Others pointed out the very different treatment given by the White House to Islamist rulers accused of supporting terrorism.
The State Department on Monday strongly condemned Netanyahu’s approval for construction of homes in Jewish neighborhoods of east Jerusalem.
State Department spokeswoman Jen Psaki said Israeli construction across the 1967 border was“illegitimate” and “incompatible with their stated desire to live in a peaceful society.”
Netanyahu took issue with the criticism, saying, “I have heard a claim that our construction in Jewish neighborhoods in Jerusalem makes peace more distant.
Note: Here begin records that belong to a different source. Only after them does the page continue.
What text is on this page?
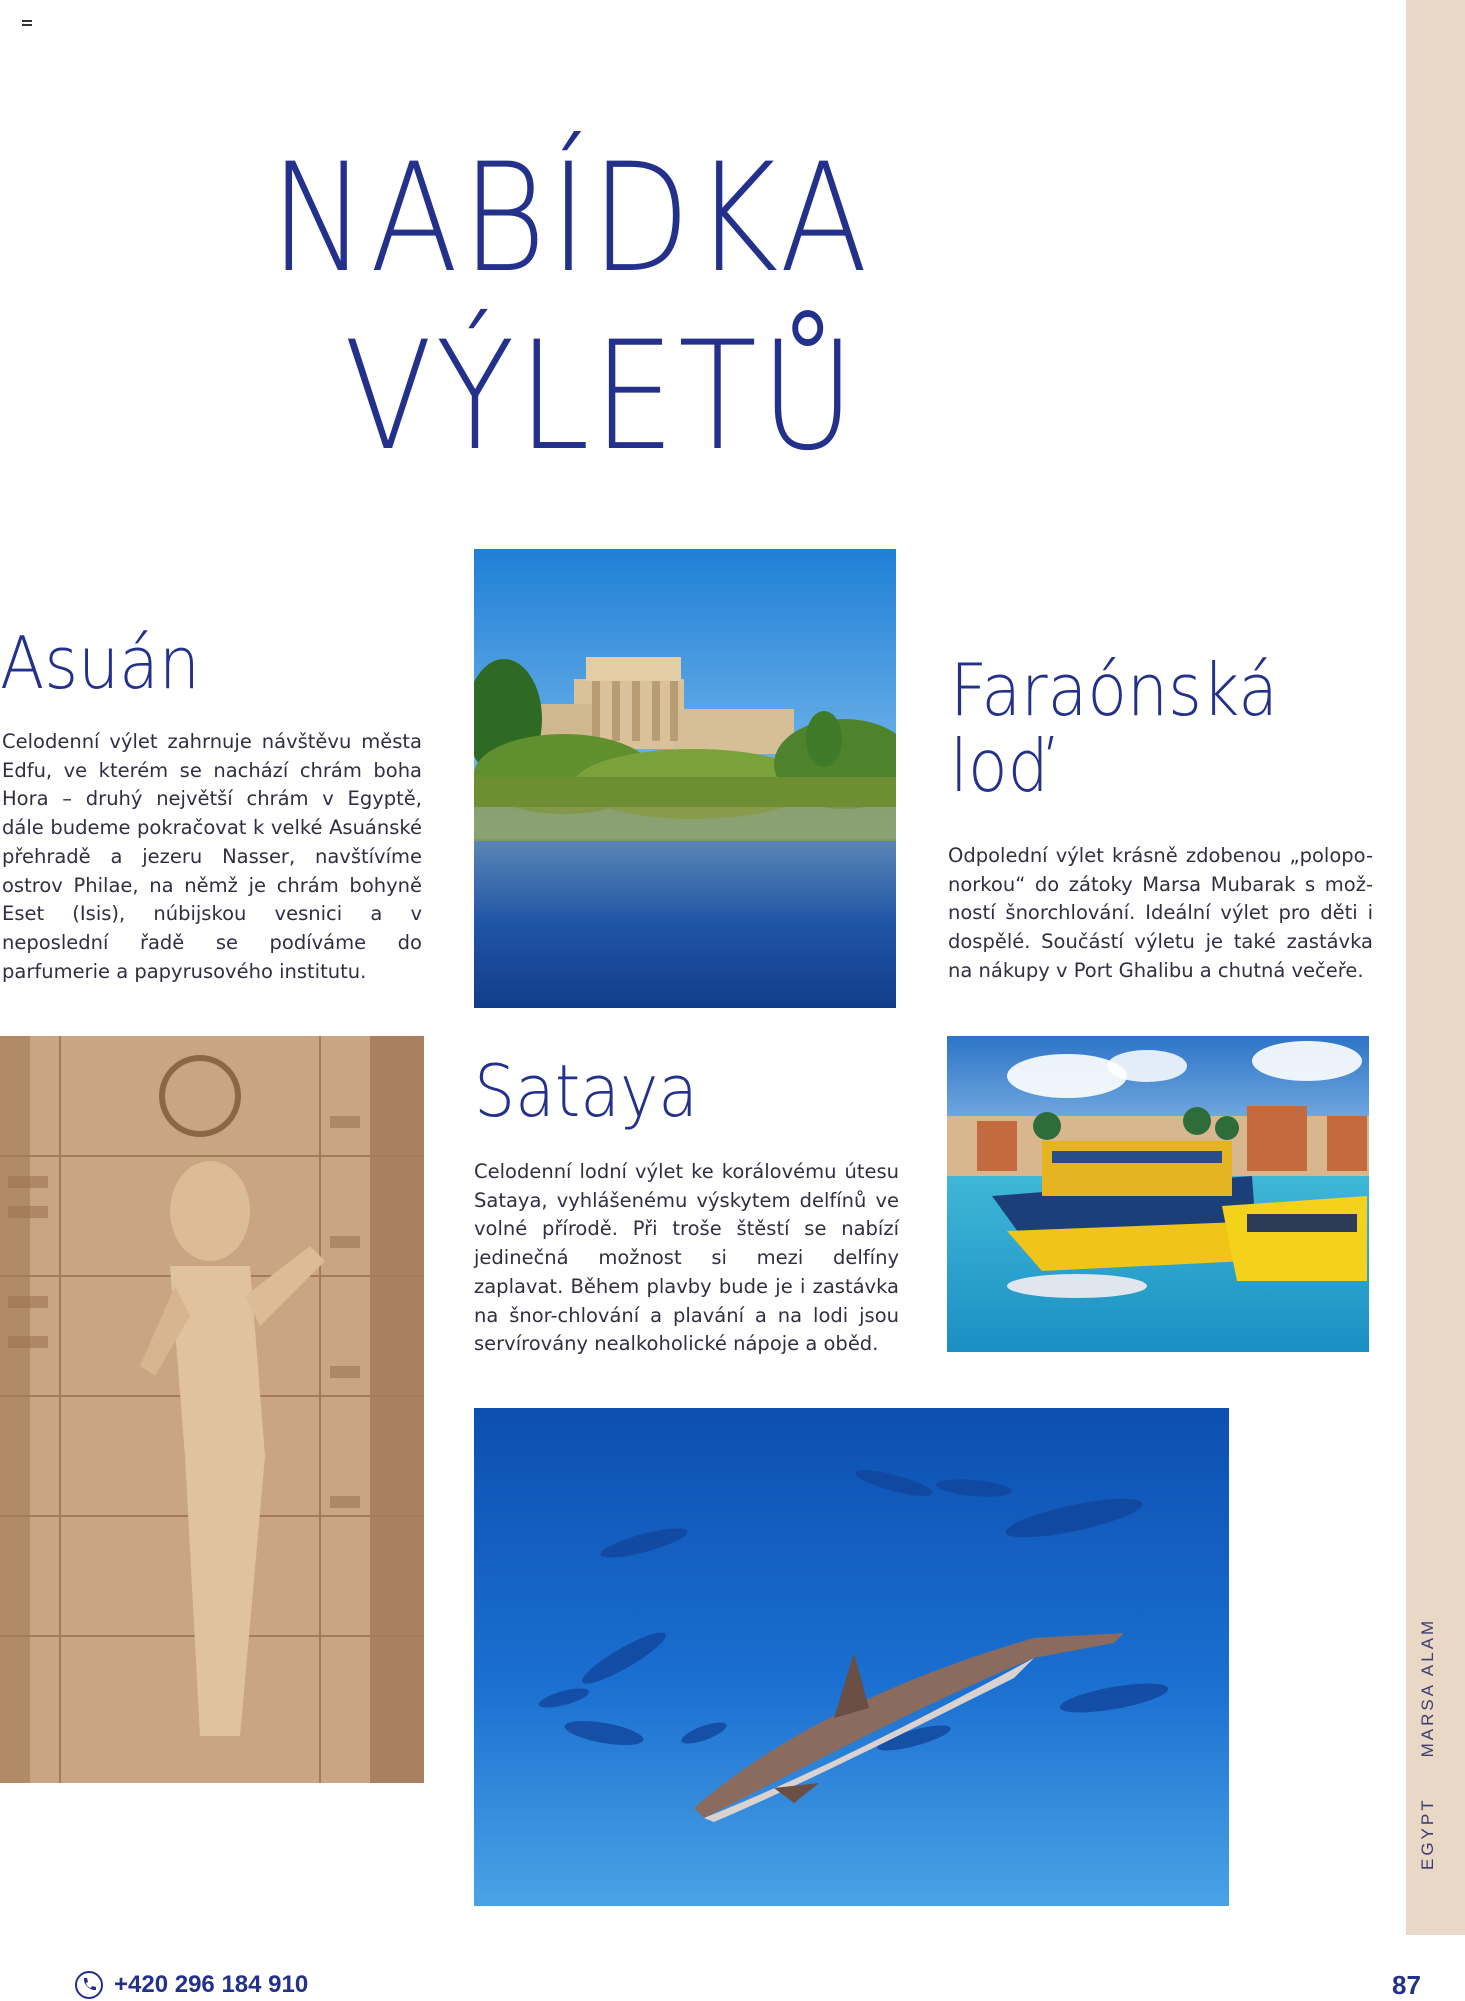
NABÍDKA
VÝLETŮ
Asuán

Celodenní výlet zahrnuje návštěvu města Edfu, ve kterém se nachází chrám boha Hora – druhý největší chrám v Egyptě, dále budeme pokračovat k velké Asuánské přehradě a jezeru Nasser, navštívíme ostrov Philae, na němž je chrám bohyně Eset (Isis), núbijskou vesnici a v neposlední řadě se podíváme do parfumerie a papyrusového institutu.

Faraónská
loď

Odpolední výlet krásně zdobenou „polopo-norkou“ do zátoky Marsa Mubarak s mož-ností šnorchlování. Ideální výlet pro děti i dospělé. Součástí výletu je také zastávka na nákupy v Port Ghalibu a chutná večeře.

Sataya

Celodenní lodní výlet ke korálovému útesu Sataya, vyhlášenému výskytem delfínů ve volné přírodě. Při troše štěstí se nabízí jedinečná možnost si mezi delfíny zaplavat. Během plavby bude je i zastávka na šnor-chlování a plavání a na lodi jsou servírovány nealkoholické nápoje a oběd.

EGYPTMARSA ALAM
+420 296 184 910	87
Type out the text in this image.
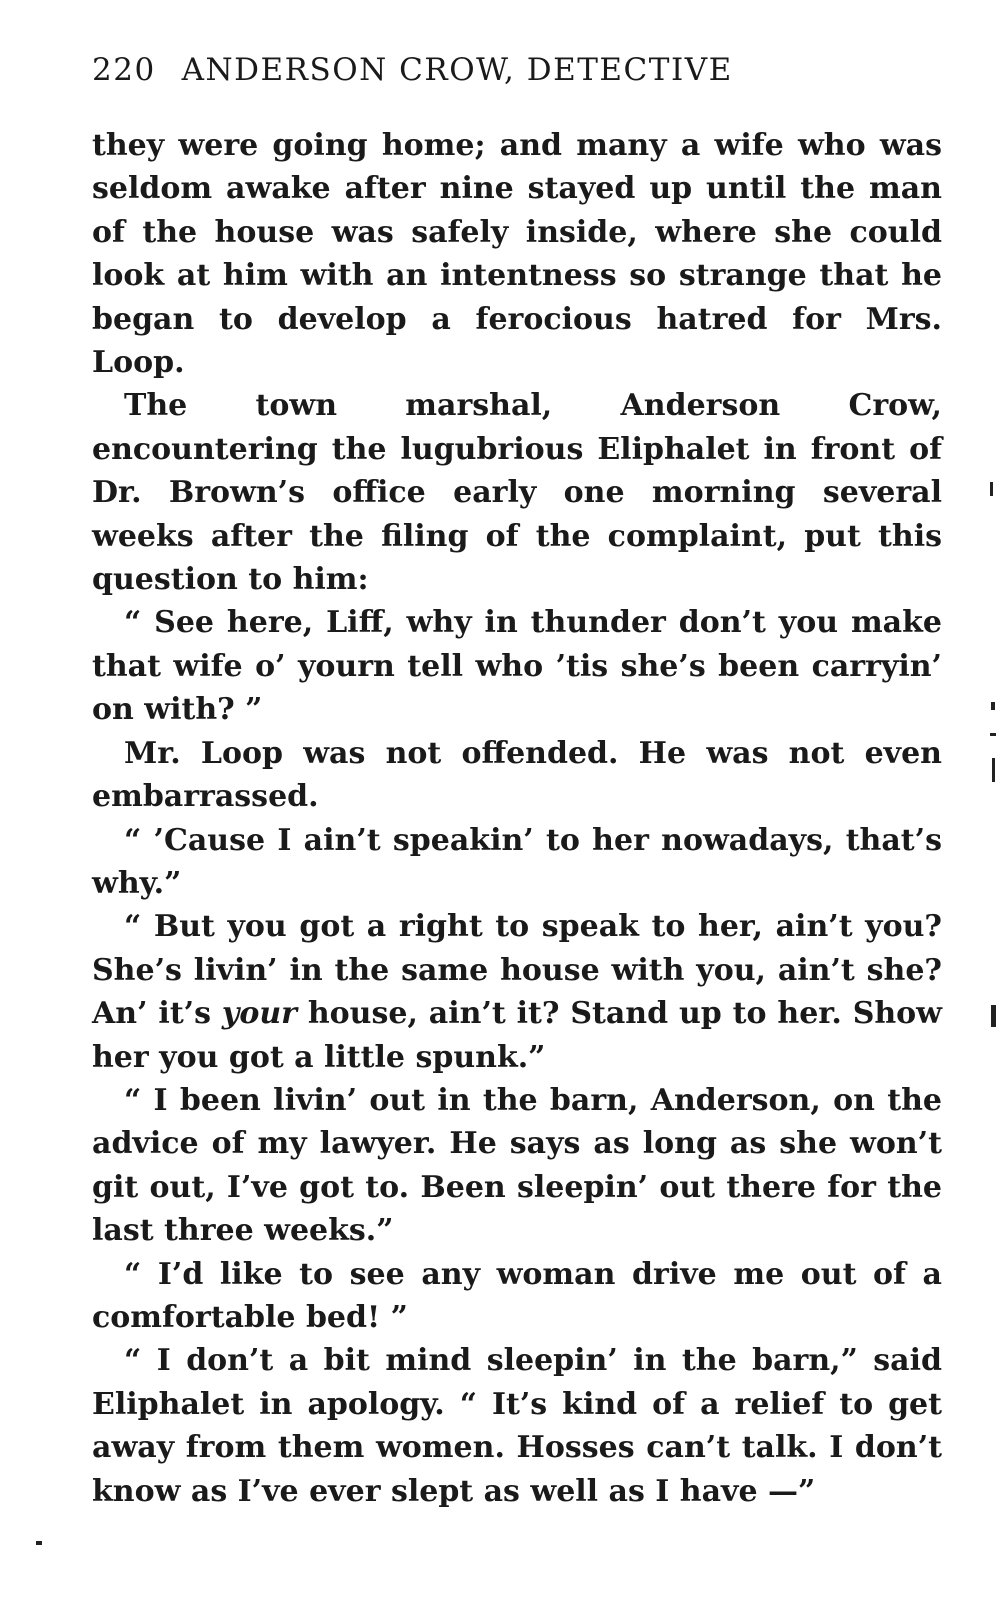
220 ANDERSON CROW, DETECTIVE

they were going home; and many a wife who was seldom awake after nine stayed up until the man of the house was safely inside, where she could look at him with an intentness so strange that he began to develop a ferocious hatred for Mrs. Loop.

The town marshal, Anderson Crow, encountering the lugubrious Eliphalet in front of Dr. Brown’s office early one morning several weeks after the filing of the complaint, put this question to him:

“ See here, Liff, why in thunder don’t you make that wife o’ yourn tell who ’tis she’s been carryin’ on with? ”

Mr. Loop was not offended. He was not even embarrassed.

“ ’Cause I ain’t speakin’ to her nowadays, that’s why.”

“ But you got a right to speak to her, ain’t you? She’s livin’ in the same house with you, ain’t she? An’ it’s your house, ain’t it? Stand up to her. Show her you got a little spunk.”

“ I been livin’ out in the barn, Anderson, on the advice of my lawyer. He says as long as she won’t git out, I’ve got to. Been sleepin’ out there for the last three weeks.”

“ I’d like to see any woman drive me out of a comfortable bed! ”

“ I don’t a bit mind sleepin’ in the barn,” said Eliphalet in apology. “ It’s kind of a relief to get away from them women. Hosses can’t talk. I don’t know as I’ve ever slept as well as I have —”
It is the criticism which is making peace more distant.”
Israeli President Reuven Rivlin was asked Wednesday about the crisis in relations with the U.S. following the Atlantic report.
“Israel has three principles that are binding on its foreign relations – first the relationship with the U.S. The second, relations with the U.S. The third thing which is just as important is the relationship with the U.S.,” Rivlin told Army Radio. “However, the U.S. understands that we built Jerusalem and Jerusalem will remain built as it is in its entirety.”
Netanyahu also emphasized the importance of the relations with the U.S.
“I laud the deep connection we have with the United States,” he said. “We have more support from the American people than ever, and our strategic ties continue.”
Rabbi Marvin Hier, the founder of the Simon Wiesenthal Center, a Jewish human rights group, called on Obama to “name, apologize for and repudiate” whoever anonymously who disparaged Netanyahu.
“It is rather ironic that a senior American official is prepared to curse his friends, yet when it comes to the mortal enemies of the United States – as the Iranians discovered during the recent nuclear negotiation – praise is heaped on them,” Hier told the Jewish news site the Algemeiner.